Current version supports the following time stretching algorithms
- Default: number of frames remain the same, while the output synthesis-rate/frame-shift/hop-size is modified correspondingly.
- --phaseLock: perform phase locking as described in [Laroche99]
- --fdTimeStretch: perform interpolate/extrapolate on spectrogram, thus the number of frames changed; while the output synthesis-rate/frame-shift/hop-size remain the same as analysis.
- Both --phaseLocking and --fdTimeStretch
Heuristically, use --phaseLock for human speech and --fdTimeStretch for music yield the best result.
Current version supports the following pitch shifting algorithms
- Default: perform time stretching for compensation, then modify output synthesis-rate/frame-shift/hop-size so the total length remains but pitch changed (due to up/down sampling)
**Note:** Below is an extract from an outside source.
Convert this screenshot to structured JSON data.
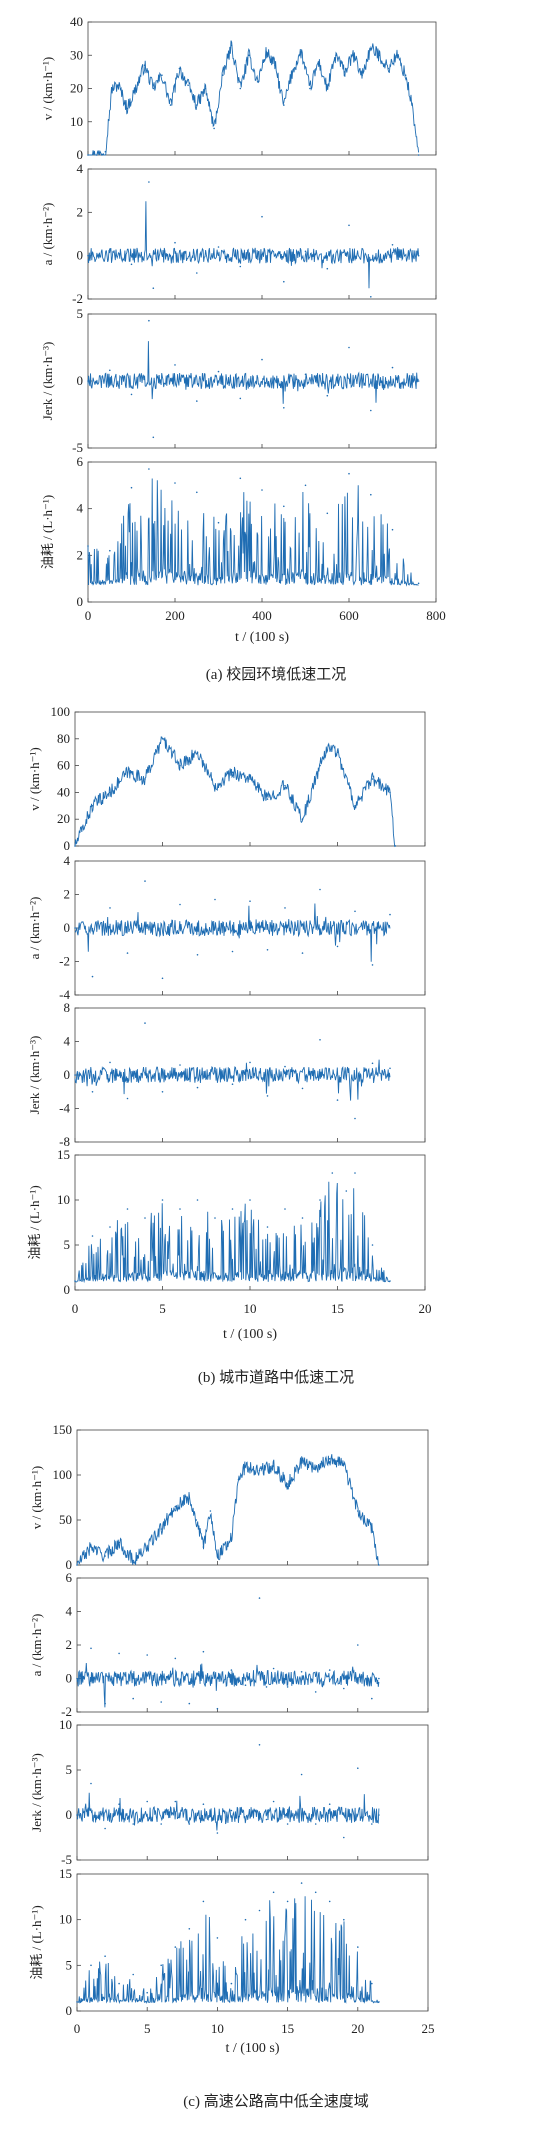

- --fdPitchShift: directly modify spectrogram; both the number of frames and output synthesis-rate/frame-shift/hop-size remain the same as analysis. Default approach is suggested. --fdPitchShift hasn't been optimized yet.
Linux, OS X
g++ 4.2 or higher
make
to create PhaseVocoder.exe.
After PhaseVocoder.exe is complied, go to test/ directory and run sh test.sh
.
- Moulines, Eric, and Jean Laroche. "Non-parametric techniques for pitch-scale and time-scale modification of speech." Speech communication 16.2 (1995): 175-205.
- Laroche, Jean, and Mark Dolson. "Improved phase vocoder time-scale modification of audio." Speech and Audio Processing, IEEE Transactions on 7.3 (1999): 323-332.